On a large scale, it can cause herd immunity

Question 47

Give some features of a successful vaccination program

Answer 47

• Suitable vaccine must be economically available in sufficient quantities to immunise the most vulnerable population
• Must be few side effects, if any (discourages people from getting it)
• Means of producing, storing and transporting it must be available
• Must have the means to administer the vaccine properly at the appropriate time
• Must be possible to vaccinate the vast majority of the vulnerable population to produce herd immunity

Question 48

What is herd immunity?

Answer 48

When a sufficiently large proportion of the population has been vaccinated to make it difficult for a pathogen to spread

When most people are immune, it is unlikely that a susceptible individual will come in contact with an infected person, so it also protects unvaccinated people.

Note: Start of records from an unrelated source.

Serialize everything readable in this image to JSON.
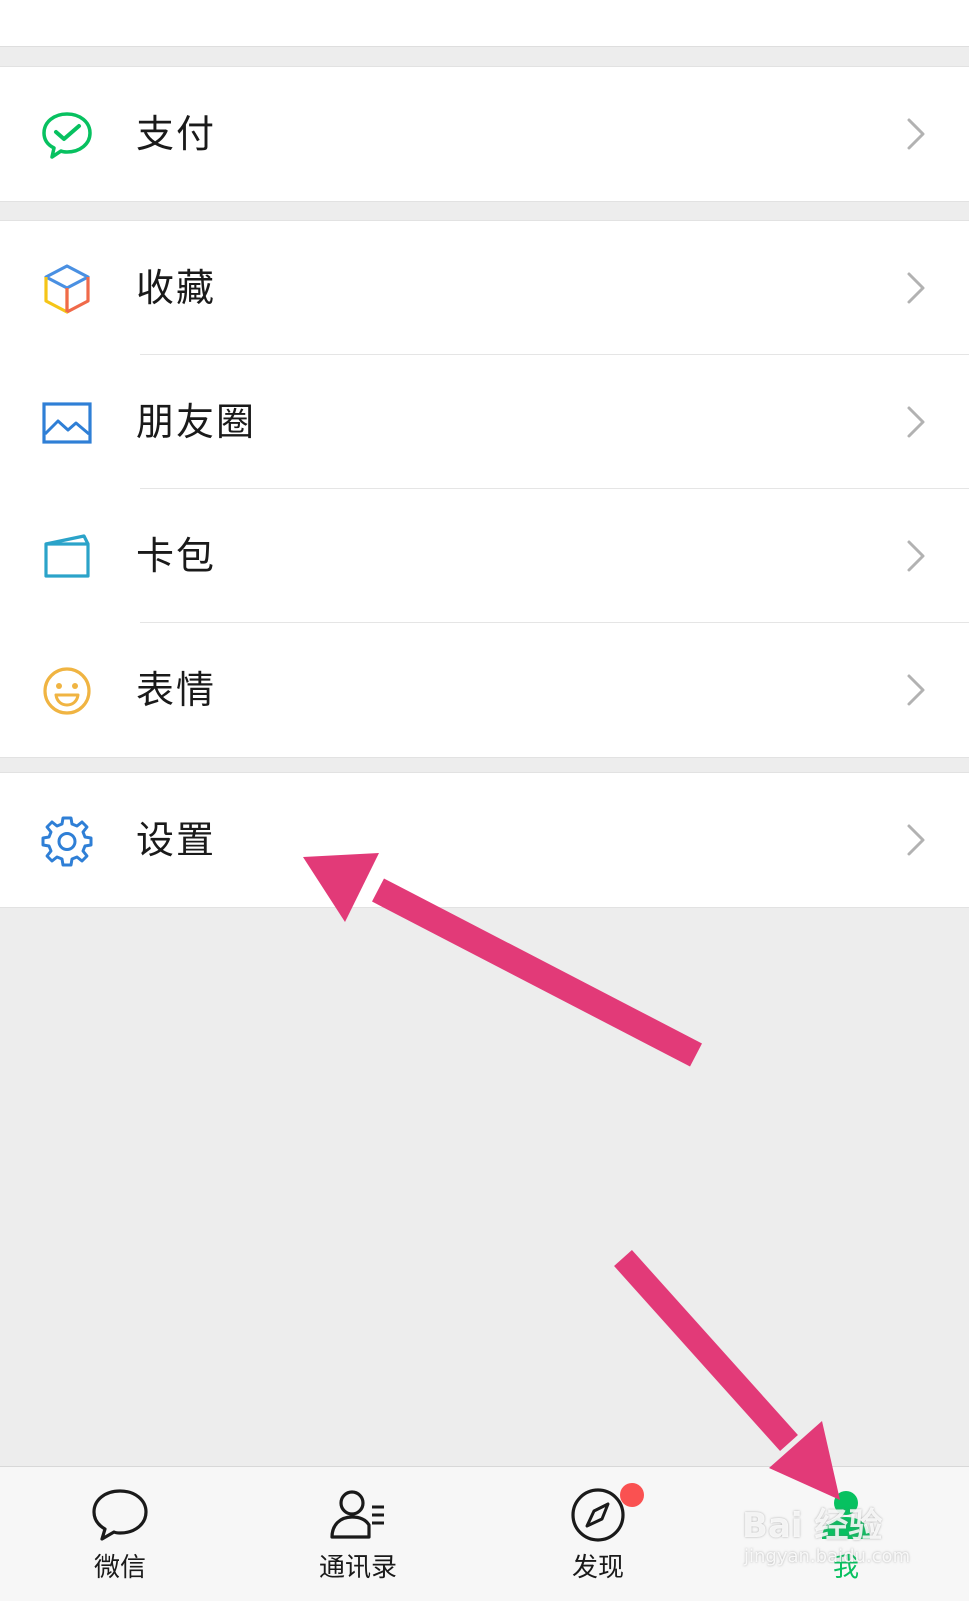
{
  "menu": {
    "pay": {
      "label": "支付",
      "icon": "wechat-pay-icon"
    },
    "favorites": {
      "label": "收藏",
      "icon": "cube-icon"
    },
    "moments": {
      "label": "朋友圈",
      "icon": "picture-icon"
    },
    "cards": {
      "label": "卡包",
      "icon": "card-wallet-icon"
    },
    "stickers": {
      "label": "表情",
      "icon": "smiley-icon"
    },
    "settings": {
      "label": "设置",
      "icon": "gear-icon"
    }
  },
  "tabbar": {
    "chats": {
      "label": "微信",
      "icon": "chat-bubble-icon"
    },
    "contacts": {
      "label": "通讯录",
      "icon": "contacts-icon"
    },
    "discover": {
      "label": "发现",
      "icon": "compass-icon",
      "has_red_dot": true
    },
    "me": {
      "label": "我",
      "icon": "person-icon",
      "active": true
    }
  },
  "watermark": {
    "brand": "Bai 经验",
    "url": "jingyan.baidu.com"
  },
  "colors": {
    "background": "#ededed",
    "cell": "#ffffff",
    "wechat_green": "#07c160",
    "annotation_arrow": "#e23a78",
    "badge_red": "#fa5151"
  }
}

Important because it is impossible to vaccinate everyone (e.g can’t vaccinate babies and the immunocompromised)

Question 49

Why might vaccination not eliminate a disease?

Answer 49

• Vaccination fails to induce immunity in certain individuals
• Individuals could develop disease immediately after vaccination, before their immunity levels are high so they can still spread it
• Antigenic variability - pathogen could mutate + change antigens, making the vaccine ineffective
• May be so many varieties of a pathogen that it is impossible to develop a vaccine against them all
• Certain pathogens may ‘hide’ from immune system e.g inside cells + in places out of reach (intestine)
• Individuals may object the vaccine for religious, ethical + medical reasons

Question 50

Discuss the ethics of vaccines

Answer 50

• How acceptable is animal testing during production?
• How to balance side effects against the risk of disease?
• On whom should they be tested?
• Is it ok to make the vaccine compulsory for the benefit of the population?
• Should expensive vaccination programmes continue when the disease is almost eradicated?
• How can individual health risks from vaccines be balanced against controlling the disease?

Question 51

What is HIV?
How is it transmitted and how do these relate to preventions?

Answer 51

Human Immunodeficiency Virus

• Unprotected intercourse (condoms)
• Blood transfusions (blood screening)
• Sharing needles between intravenous drug users (supplying clean needles)

Question 52

Describe the structure of HIV

Answer 52

Has the structure of a typical virus
Belongs to the group of retroviruses - they have two strands of RNA and the reverse transcriptase enzyme to make DNA from RNA

Question 53

Describe the replication of HIV

Answer 53

• HIV enters bloodstream + circulates the body
• Attachment protein on HIV binds to a protein called CD4 - most commonly on helper T cells
• Protein capsid fuses with cell-surface membrane . RNA + enzymes enter the cell
• HIV reverse transcriptase converts virus’ RNA into DNA
• DNA enters the T helper cell’s nucleus via the nuclear pore + is inserted into its DNA
• HIV DNA creates messenger RNA with cell’s enzymes (instructions for making new viral proteins)
• mRNA passes out nucleus via nuclear pore + uses cell’s protein synthesis mechanisms to make HIV particles
• HIV particles break away from the helper T cell with a piece of its cell-surface membrane as its lipid envelope

Question 54

What is AIDS?
How does it come about?
What does it cause?

Answer 54

Acquired Immune Deficiency System

HIV often stays dormant + causes AIDS many years later. HIV virus attacking helper T cells decreases cell-mediated immunity, and so humoral immunity as well - weakens immune system

Body is unable to produce an adequate immune response, so becomes susceptible to infections and cancers.
HIV doesn’t kill people, neither does AIDS, only a secondary infection that the body can’t fight off

Question 55

Why do antibiotics not work on viruses?

Answer 55

Many antibiotics work by targeting the formation of murein cell walls in bacteria - viruses have a protein coat instead so it has no effect.

When viruses are inside host cells, antibiotics can’t reach them.

Viruses rely on host cells to carry out metabolic activities, so they lack metabolic pathways + cell structures for antibiotics to target.